Early efforts to address specific issues arising from biotechnology and gene transfer, such as the Cartagena Protocol on Biosafety, had set the stage for a regulatory regime for biotechnology development and use, to ensure that 'the planet's biological diversity (including human systems) will be able to coexist with this powerful technology' (UNEP 2000). Such efforts lead to the founding of a new international regulatory body in the early 2010s, patterned on the International Atomic Energy Agency but with greater authority.

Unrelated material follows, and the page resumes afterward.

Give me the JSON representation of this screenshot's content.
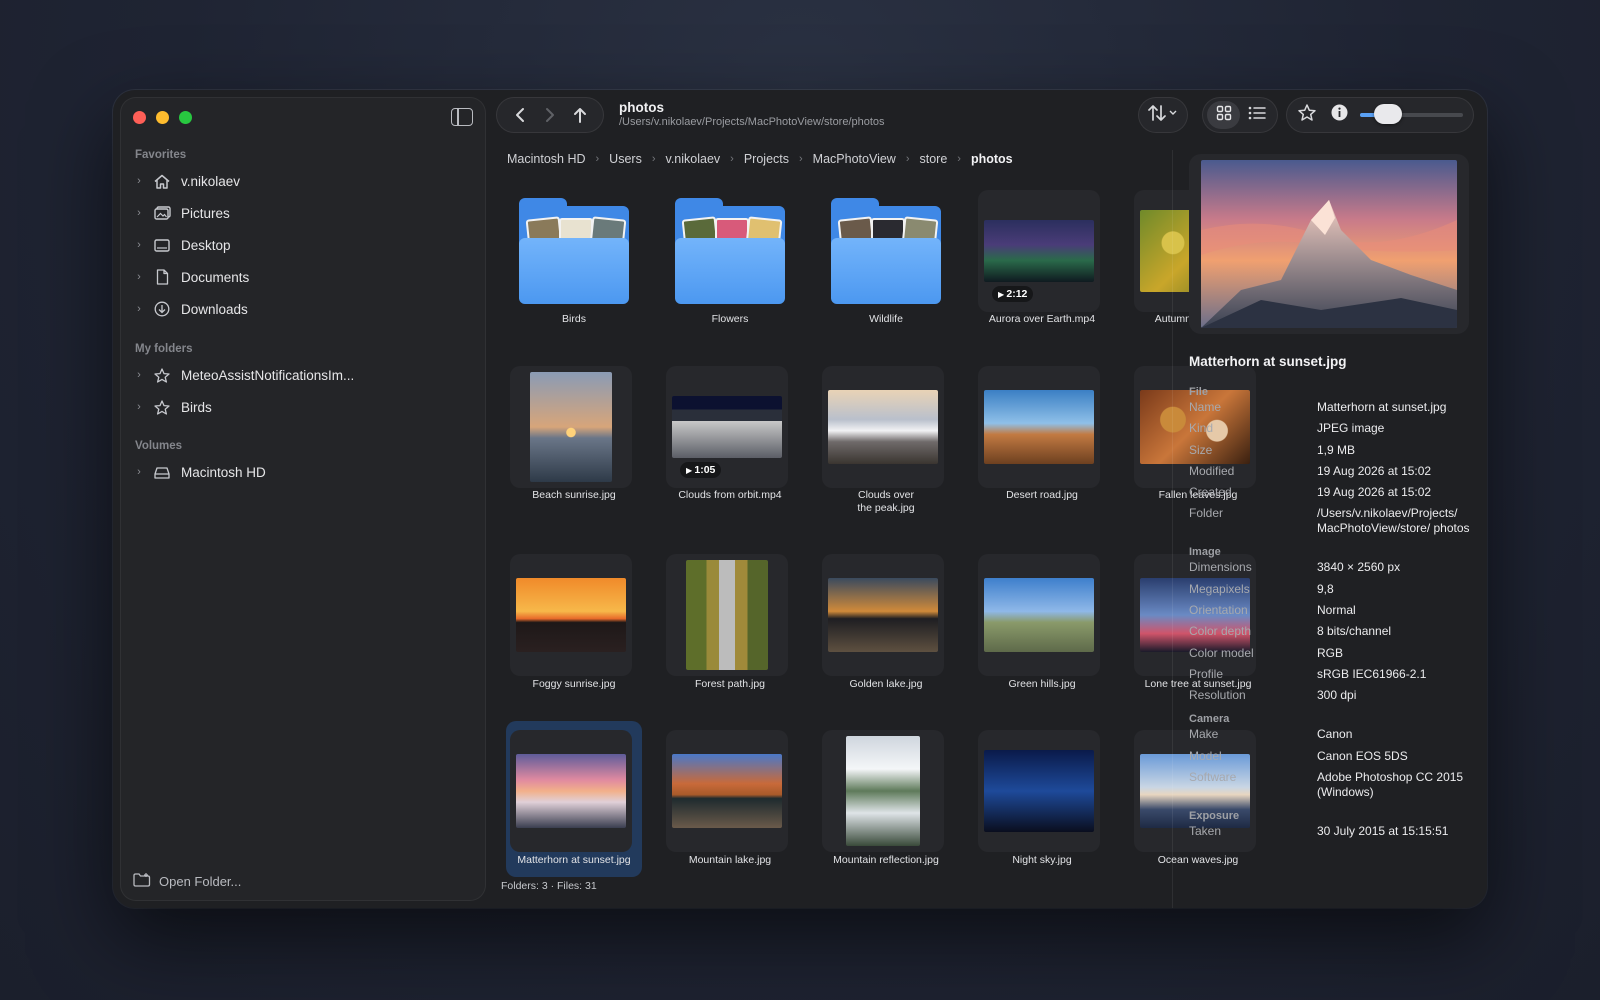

Despite these challenges the signs of positive change strengthen the resolve to ensure that the agreed targets will be met. The initial responses of the institutions increase their legitimacy and stature. Events such as the 75th anniversary of the United Nations and World Bank and the 50th anniversary of UNEP present occasions to celebrate the progress that is being made, but also to acknowledge the challenges that remain and to reassert the need for continuing action.

The demands of continued population and economic growth still outweigh many incremental advances in sustainable production. Regional conflicts, often over contested resources, persist in several parts of the world, directly causing social and environmental damage, as well as diverting scarce resources from other priorities. And tropical storms, droughts, floods, wildfires, earthquakes, chemical spills and other industrial accidents remind society that natural and technological systems do not always behave according to plan.

It takes time for many to accept the idea of global public policy for the pursuit of sustainable development. Furthermore, the path pursued has meant adopting a highly technocratic approach and has not engendered a widespread shift in basic attitudes and behaviour. This makes certain policy actions either unfeasible or less effective than had been assumed.